Ah man, he hired a drummer!  WTF!?  Just kidding, its actually great to hear him add in another full set of instrumentation instead of just the simple kick drum.  Fun ass song.  Got some blues rock chug and grunge crunch to it that sounds really good.

Strangely enough, his most popular track on Spotify is a single from 2016 that isn't on any of the albums.  "Tomorrow," with 25.9 million streams.
Something about this dude just seems highly cool.  Like he would be a good dude to have beers with and talk music.

Finally, a 2018 album that I hadn't heard yet.  2018's Can't Wake Up.  Has a bit of a psych rock vibe - the album opener chimes like a My Morning Jacket tune.  Good.  And although that one ("Counting Sheep") has the most streams on the album, I'm going to give you the second place tune because its another really solid song.  "Mansion Door," with just over 2 million streams.
Heck yes.  Great sound, good lyrics, overall right up my alley.  And he has finally brought in a full band, which gives these tunes a deeper richness and funk than he could deliver when playing all the instruments himself.  "Aibohphobia" has orchestration and a weird lilt like an old Looney Tunes soundtrack that erupts into a grungy solo and then a chilled outro.  I like this album quite a bit.

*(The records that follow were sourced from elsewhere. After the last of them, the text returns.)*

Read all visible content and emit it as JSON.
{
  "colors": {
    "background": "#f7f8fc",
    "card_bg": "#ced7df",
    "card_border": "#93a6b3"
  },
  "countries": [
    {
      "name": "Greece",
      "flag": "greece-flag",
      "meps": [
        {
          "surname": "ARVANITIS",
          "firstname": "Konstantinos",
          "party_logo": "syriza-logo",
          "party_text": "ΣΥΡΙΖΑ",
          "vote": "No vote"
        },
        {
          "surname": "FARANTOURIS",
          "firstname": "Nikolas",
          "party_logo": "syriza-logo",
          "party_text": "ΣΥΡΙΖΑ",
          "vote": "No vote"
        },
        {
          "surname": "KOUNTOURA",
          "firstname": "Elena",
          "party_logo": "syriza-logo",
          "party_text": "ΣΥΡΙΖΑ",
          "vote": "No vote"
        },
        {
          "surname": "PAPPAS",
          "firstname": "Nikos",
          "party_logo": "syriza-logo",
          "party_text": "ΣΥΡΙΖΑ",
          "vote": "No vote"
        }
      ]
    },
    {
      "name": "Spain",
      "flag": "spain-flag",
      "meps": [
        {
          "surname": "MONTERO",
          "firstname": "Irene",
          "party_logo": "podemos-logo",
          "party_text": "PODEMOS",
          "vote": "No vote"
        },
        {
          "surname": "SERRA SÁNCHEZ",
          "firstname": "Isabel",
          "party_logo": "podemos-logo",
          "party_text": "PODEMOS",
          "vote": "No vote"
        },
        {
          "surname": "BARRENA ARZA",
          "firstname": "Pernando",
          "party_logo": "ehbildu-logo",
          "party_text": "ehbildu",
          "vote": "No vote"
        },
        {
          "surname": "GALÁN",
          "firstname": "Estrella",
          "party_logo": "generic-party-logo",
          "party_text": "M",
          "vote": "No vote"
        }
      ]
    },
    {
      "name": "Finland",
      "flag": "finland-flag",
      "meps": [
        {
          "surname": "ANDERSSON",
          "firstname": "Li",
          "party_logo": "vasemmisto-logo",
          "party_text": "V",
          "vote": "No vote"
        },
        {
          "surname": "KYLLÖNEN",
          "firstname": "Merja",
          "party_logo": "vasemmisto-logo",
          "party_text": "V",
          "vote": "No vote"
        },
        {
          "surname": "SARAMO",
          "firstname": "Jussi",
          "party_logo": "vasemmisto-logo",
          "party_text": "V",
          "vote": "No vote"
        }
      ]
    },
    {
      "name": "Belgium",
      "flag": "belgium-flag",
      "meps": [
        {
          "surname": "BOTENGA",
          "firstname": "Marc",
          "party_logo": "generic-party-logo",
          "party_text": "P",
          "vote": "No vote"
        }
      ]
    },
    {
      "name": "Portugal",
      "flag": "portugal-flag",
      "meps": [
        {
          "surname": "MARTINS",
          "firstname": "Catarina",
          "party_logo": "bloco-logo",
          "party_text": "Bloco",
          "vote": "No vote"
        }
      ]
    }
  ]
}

I'd absolutely go see him.  Sunday night is pretty bare on my list of exciting bands, so this one is a definite yes during that time slot.

1 comment:

Joseph Cathey said...

We saw him at Stubbs and enjoyed it. But my takeaway was this:

Great voice
Great charisma on stage
Very good musician
Needs some co-writers

His songs tend to meander too much and seem unfocused and unfinished too often. I feel like if he got the right producer he could be huge. He's like a young starting pitcher who strikes out 200+ a year but has a 4.50 ERA because he walks too many people. He'll put on a good show...I just think he's got the chance to one day put on great shows.

His stage name and story behind it are awesome too.